The trickster is obviously a charming and subversive figure. But for me, the most wonderful thing about a good trickster is that he trusts. It may seem counterintuitive to suggest this, because he can seem so slippery and shady, but the trickster is full of trust He trusts himself, obviously. He trusts his own cunning, his own right to be here, his own ability to land on his feet in any situation. To a certain extent, of course, he also trusts other people (in that he trusts them to be marks for his shrewdness). But mostly, the trickster trusts the universe. He trusts in its chaotic, lawless, ever-fascinating ways–and for this reason, he does not suffer from undue anxiety. He trusts that the universe is in constant play and, specifically, that it wants to play with him.

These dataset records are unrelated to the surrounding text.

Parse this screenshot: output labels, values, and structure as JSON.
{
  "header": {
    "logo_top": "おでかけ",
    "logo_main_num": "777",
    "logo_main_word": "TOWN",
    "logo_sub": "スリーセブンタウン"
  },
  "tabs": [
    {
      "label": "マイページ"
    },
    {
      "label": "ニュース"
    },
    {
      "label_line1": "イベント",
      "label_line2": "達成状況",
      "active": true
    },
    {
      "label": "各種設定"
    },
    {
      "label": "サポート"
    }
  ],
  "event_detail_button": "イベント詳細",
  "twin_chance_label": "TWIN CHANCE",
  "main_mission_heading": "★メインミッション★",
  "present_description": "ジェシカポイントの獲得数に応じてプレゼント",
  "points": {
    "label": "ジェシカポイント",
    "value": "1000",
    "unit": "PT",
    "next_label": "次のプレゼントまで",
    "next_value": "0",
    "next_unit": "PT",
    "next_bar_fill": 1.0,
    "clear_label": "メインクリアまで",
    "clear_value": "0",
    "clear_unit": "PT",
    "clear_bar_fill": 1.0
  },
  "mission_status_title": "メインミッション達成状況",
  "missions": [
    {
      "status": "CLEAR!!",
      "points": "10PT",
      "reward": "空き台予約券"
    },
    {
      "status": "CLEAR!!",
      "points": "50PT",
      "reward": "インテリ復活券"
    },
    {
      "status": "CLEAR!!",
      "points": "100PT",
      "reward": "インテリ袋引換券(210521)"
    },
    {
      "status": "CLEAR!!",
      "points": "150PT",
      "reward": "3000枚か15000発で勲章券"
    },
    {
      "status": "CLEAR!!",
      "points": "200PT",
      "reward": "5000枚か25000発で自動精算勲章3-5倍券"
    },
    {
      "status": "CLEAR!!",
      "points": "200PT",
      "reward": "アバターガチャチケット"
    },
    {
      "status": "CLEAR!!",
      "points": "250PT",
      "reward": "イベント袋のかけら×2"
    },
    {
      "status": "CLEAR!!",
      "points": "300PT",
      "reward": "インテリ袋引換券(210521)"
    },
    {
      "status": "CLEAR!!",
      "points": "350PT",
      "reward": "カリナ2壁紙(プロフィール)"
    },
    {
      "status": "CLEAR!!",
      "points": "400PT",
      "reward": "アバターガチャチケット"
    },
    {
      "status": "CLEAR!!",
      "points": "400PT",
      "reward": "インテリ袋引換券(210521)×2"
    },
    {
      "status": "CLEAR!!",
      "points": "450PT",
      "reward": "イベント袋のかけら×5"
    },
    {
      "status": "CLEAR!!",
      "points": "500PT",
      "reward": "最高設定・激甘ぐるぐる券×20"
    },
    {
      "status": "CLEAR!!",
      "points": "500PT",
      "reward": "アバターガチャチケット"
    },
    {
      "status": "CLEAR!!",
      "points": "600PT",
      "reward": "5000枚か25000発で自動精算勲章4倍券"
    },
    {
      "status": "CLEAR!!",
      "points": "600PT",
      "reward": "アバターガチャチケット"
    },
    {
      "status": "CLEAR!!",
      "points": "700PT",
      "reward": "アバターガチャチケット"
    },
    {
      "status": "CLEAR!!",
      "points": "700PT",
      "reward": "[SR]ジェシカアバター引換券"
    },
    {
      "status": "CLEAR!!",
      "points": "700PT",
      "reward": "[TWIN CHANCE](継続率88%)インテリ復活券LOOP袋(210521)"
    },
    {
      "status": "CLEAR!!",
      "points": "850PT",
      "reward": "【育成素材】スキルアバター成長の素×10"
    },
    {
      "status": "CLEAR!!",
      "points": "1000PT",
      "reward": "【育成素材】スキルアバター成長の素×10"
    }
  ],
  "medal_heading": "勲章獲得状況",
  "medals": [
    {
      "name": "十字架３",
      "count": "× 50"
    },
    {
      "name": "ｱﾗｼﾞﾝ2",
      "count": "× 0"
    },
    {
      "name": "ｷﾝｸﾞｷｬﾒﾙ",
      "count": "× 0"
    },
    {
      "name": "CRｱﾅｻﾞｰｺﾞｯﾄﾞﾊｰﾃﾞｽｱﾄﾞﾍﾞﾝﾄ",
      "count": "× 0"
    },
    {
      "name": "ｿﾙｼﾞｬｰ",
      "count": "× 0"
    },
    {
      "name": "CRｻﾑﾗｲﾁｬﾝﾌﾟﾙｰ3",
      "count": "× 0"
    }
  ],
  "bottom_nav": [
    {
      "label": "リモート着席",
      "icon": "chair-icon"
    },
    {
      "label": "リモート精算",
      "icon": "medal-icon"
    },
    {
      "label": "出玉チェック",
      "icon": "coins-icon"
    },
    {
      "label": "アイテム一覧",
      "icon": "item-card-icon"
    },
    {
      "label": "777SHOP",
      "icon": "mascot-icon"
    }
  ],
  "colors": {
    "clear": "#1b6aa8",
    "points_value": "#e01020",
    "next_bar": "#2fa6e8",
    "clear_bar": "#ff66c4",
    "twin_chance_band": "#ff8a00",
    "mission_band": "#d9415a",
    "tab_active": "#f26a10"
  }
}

A good trickster knows that if he cheerfully tosses a ball out into the cosmos, that ball will be thrown back at him. It might be thrown back really hard, or it might be thrown back really crooked, or it might be thrown back in a cartoonish hail of missiles, or it might not be thrown back until the middle of next year — but it will be thrown back. The trickster waits for the ball to return, catches it however it arrives, and then tosses it back out there into the void again, just to see what will happen. And he loves doing it, because the trickster (in all his cleverness) understands the great cosmic truth that the martyr (in all his seriousness) can never grasp: It’s all just a game.

A big, freaky, wonderful game.

Which is fine, because the trickster likes freaky.

Freaky is his natural environment.

The martyr hates freaky. The martyr wants to kill freaky. And in so doing, he all too often ends up killing himself.